I’m a doctor now! Great!

Listen folks. If you are a doctor in a hospital that has had SARS patients your risk is much greater than if you are landing at a Hong Kong airport. Why people are more worried (seems to me almost panicked) about SARS but have absolutely no problems with resistant Streptococcus pneumonia is beyond me.

Well it’s not beyond me, actually. There are no hourly reports of the rise and infection rates of resistant pneumonia-- a much more fatal and prevalent disease in Hong Kong. Nobody cancelled flights, nobody walked around with surgical masks.

Like I said before, if you feel it is neccessary to protect yourself from a disease you are not likely to get, but ignore or don’t care about the diseases that that are killing tens of thousands-- then you have a problem with risk assessment.

The Doctor has spoken.

The canada situation is REALLY interesting. It’s spreading much faster there than everywhere else it seems.

I’d be curious to find out why.

Well CRorex here is an interesting article I found on line about why the Canadian death rate is higher.

Further:

So, suffice it to say, not only is it spreading rather quickly here in Canada, a larger percentage of people are dying from it. Canada is not really what most would consider a third world country. Heck, I believe a couple of years ago (a few years ago) we were rated as the #1 country to live in as far as quality of life.

Sooo - a bunch of people becoming infected with and dying from some sort of pneumonia is rather alarming.

Hey, patronising fuck. 2223 cases in 12 weeks is still pretty fucking scary if you ask me.

I love the way you combine SARS with Osama’s attitude. I’m sure there’s a connection. [insert appropriate smiley face]

Hey, isn’t New Mexico the place where mouse droppings are lethal?

You guys are driving me crazy. It is not 2223 cases in 12 weeks. It was 2223 cases since they started keeping record of SARS. Let’s take a look at other infectious diseases.

Here’s a report on getting infections in hospitals across the US.

That’s 22500 people dead 12 weeks[sup]*[/sup] in the US alone (that’s providing my math is correct. Never a good bet).
Do you think it’s risky being an inpatient? Most people don’t. Yet you do not see everyone and their grandmother cancelling elective surgery, do you?

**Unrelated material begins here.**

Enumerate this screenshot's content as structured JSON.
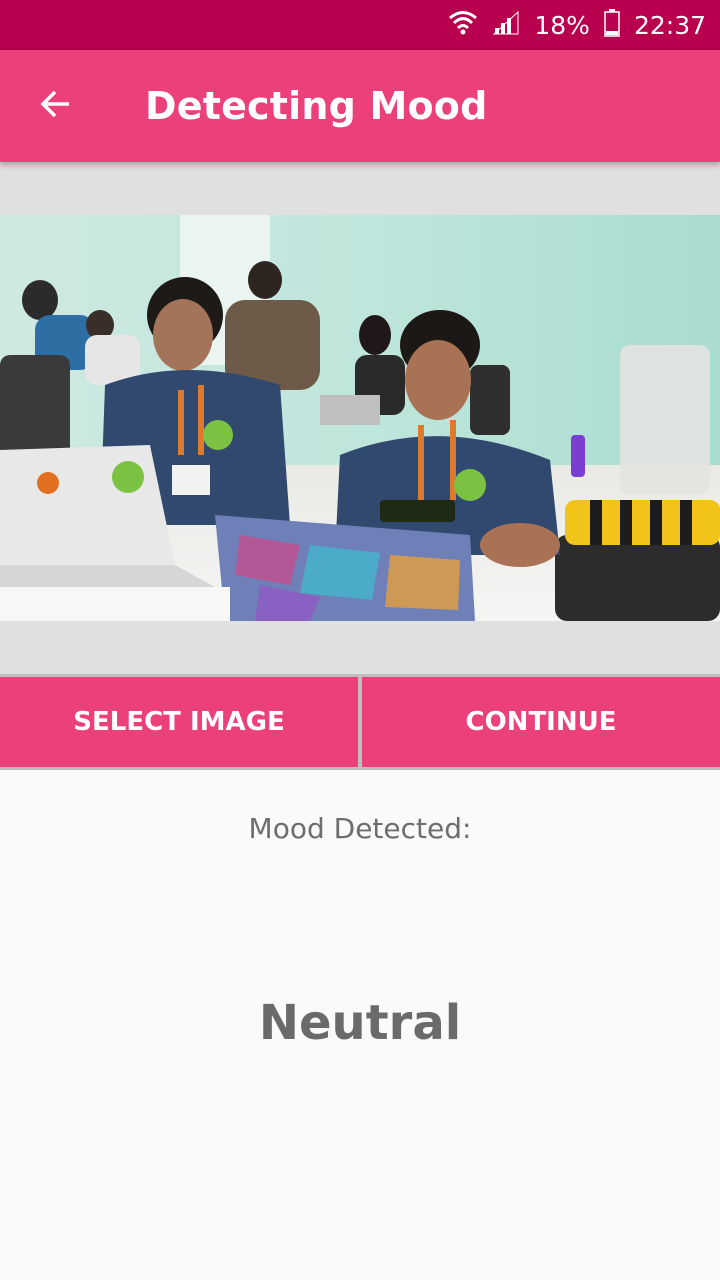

In Japan, before SARS the TB infection rate is 38.1 cases per 100,000 per year. That’s 11,185 people per 12 weeks[sup]*[/sup] coming down with tuberculosis in Japan in the same time 2223 people developed SARS worldwide.

The numbers being slung around here that are supposed to be so alarming (2223 cases in the last 12 weeks---- in the whole entire freakin’ world!!!) do not strike fear in my heart. And they really, really shouldn’t alarm everyone as much as they are doing. If I was a hospital worker in Canada, my alert system would be tinging. If I was a hospital worker in Hong Kong I may be demanding WHO to give me a briefing.

But wait a minute! That’s exactly what’s happening!

The thing that’s killing me here is that the media is giving good numbers. But they are not providing them in any kind of context most people can understand. Most people could understand the significance of these numbers— Hell, I understand the significance of these numbers and I’m a math illiterate. Just give it 2 seconds worth of thought instead of feeding into the frenzy.

[sup]*[/sup] My math skills are so poor that I enlisted the help of my math wiz daughter. Although all she did was verify that my numbers were correct, I feel the need to give some credit where credit is due.

PS. Do not confuse the pro-- rah, rah spirit of the OP with how anyone should view the actual threat. Just understand the numbers that are being thrown at you and calculate the real risks here.

Whatever. Have fun in your bubble, moron. The rest of us have living to do.